El Turco (see videos of the dialogues)
Again, I can help with this effort of understanding issues with plagiarism (as well as tools and more so effort for our students to understand how AI works and its implications)
Note the visual space ( AI visual generation) equally has issues for us.
steve
- Steve DiPaola, PhD - -
- Prof: Sch of Interactive Arts & Technology (SIAT);
- Past Director: Cognitive Science Program;
- - Simon Fraser University - - -
our book on: AI and Cognitive Virtual Characters
At Simon Fraser University, we live and work on the unceded traditional territories of the Coast Salish peoples of the xʷməθkwəy̓əm (Musqueam), Skwxwú7mesh (Squamish), and
Səl̓ílwətaɬ (Tsleil-Waututh) and in SFU Surrey, Katzie, Kwantlen, Kwikwetlem (kʷikʷəƛ̓əm), Qayqayt, Musqueam (xʷməθkʷəy̓əm), Tsawassen, and
numerous Stó:lō Nations.
Coincidentally those of us currently serving as departmental Academic Integrity Advisors are having a chat about this issue on our own list--not with regard to policy, but pedagogy and evaluation. Would there be interest in broadening the discussion? JDF
James Dougal Fleming
Professor, Department of English
Simon Fraser University
Burnaby/Vancouver,
British Columbia,
Canada.
The truth is an offence, but not a sin.
-- Bob Marley
Hi All,
Does anyone know if some policy guidelines have been issued by SFU re. ChatGPT and academic dishonesty. Specifically, what would SFU accept as dispositive evidence that an essay had been generated using ChatGPT or similar AI software? Obviously, it will
be impossible to introduce as evidence materials that have been cut and pasted without acknowledgement.
In this vein, I recently had a chat with an engineering student (but not an SFU student!) who received an A+ on an assignment using ChatGPT.
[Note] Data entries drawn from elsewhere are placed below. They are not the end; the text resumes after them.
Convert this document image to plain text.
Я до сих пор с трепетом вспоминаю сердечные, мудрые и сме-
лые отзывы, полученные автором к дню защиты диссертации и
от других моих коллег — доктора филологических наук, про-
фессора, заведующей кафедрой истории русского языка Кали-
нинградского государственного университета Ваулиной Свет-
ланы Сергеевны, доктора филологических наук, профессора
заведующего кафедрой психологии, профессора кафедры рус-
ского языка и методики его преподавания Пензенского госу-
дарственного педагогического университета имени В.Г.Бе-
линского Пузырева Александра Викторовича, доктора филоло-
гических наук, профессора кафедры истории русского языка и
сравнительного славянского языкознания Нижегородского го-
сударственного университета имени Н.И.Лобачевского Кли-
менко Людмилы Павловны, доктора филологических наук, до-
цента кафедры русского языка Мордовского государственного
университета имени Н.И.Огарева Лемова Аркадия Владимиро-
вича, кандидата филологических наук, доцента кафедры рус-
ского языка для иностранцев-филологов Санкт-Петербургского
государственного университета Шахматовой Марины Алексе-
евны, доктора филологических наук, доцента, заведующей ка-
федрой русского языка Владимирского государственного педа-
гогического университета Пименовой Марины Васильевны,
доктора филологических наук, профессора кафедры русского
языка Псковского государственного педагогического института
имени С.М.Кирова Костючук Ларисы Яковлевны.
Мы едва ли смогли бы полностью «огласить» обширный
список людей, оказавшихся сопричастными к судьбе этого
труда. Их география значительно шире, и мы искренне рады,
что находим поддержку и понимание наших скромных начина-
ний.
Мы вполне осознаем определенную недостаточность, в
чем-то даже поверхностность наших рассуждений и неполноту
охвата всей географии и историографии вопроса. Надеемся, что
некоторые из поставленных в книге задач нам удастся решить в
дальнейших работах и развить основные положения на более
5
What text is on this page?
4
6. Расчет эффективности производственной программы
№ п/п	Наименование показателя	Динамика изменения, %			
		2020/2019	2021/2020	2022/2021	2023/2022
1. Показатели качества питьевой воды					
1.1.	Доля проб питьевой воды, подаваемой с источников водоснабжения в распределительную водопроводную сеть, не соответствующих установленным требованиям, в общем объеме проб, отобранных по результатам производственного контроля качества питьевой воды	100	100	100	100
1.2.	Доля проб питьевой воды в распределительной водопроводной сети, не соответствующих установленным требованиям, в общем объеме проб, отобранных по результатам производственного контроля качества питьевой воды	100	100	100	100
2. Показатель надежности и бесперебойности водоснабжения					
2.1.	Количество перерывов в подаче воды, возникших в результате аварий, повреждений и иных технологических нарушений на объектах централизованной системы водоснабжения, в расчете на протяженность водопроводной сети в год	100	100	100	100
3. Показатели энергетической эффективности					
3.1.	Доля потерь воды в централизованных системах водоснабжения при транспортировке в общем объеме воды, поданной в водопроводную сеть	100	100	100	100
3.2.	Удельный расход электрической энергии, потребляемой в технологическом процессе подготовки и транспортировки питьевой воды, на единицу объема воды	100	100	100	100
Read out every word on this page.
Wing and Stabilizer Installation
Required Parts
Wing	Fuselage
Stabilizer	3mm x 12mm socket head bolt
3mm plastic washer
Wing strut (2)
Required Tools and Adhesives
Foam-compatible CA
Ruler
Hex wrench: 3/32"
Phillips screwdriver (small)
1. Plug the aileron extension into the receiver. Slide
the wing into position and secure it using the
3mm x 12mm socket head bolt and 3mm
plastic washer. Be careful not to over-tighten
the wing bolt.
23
The software could not generate an A+ paper in Philosophy (of course not!). For the moment, I'm mostly concerned with suspicious C+ papers.
Thanks in advance,
Sam
Sam Black
Assoc. Prof. Philosophy, SFU
I respectfully acknowledge that SFU is on the unceded ancestral and traditional territories of the səl̓ilw̓ətaʔɬ (Tsleil-Waututh), Sḵwx̱wú7mesh Úxwumixw
(Squamish), xʷməθkʷəy̓əm (Musqueam) and kʷikʷəƛ̓əm (Kwikwetlem) Nations.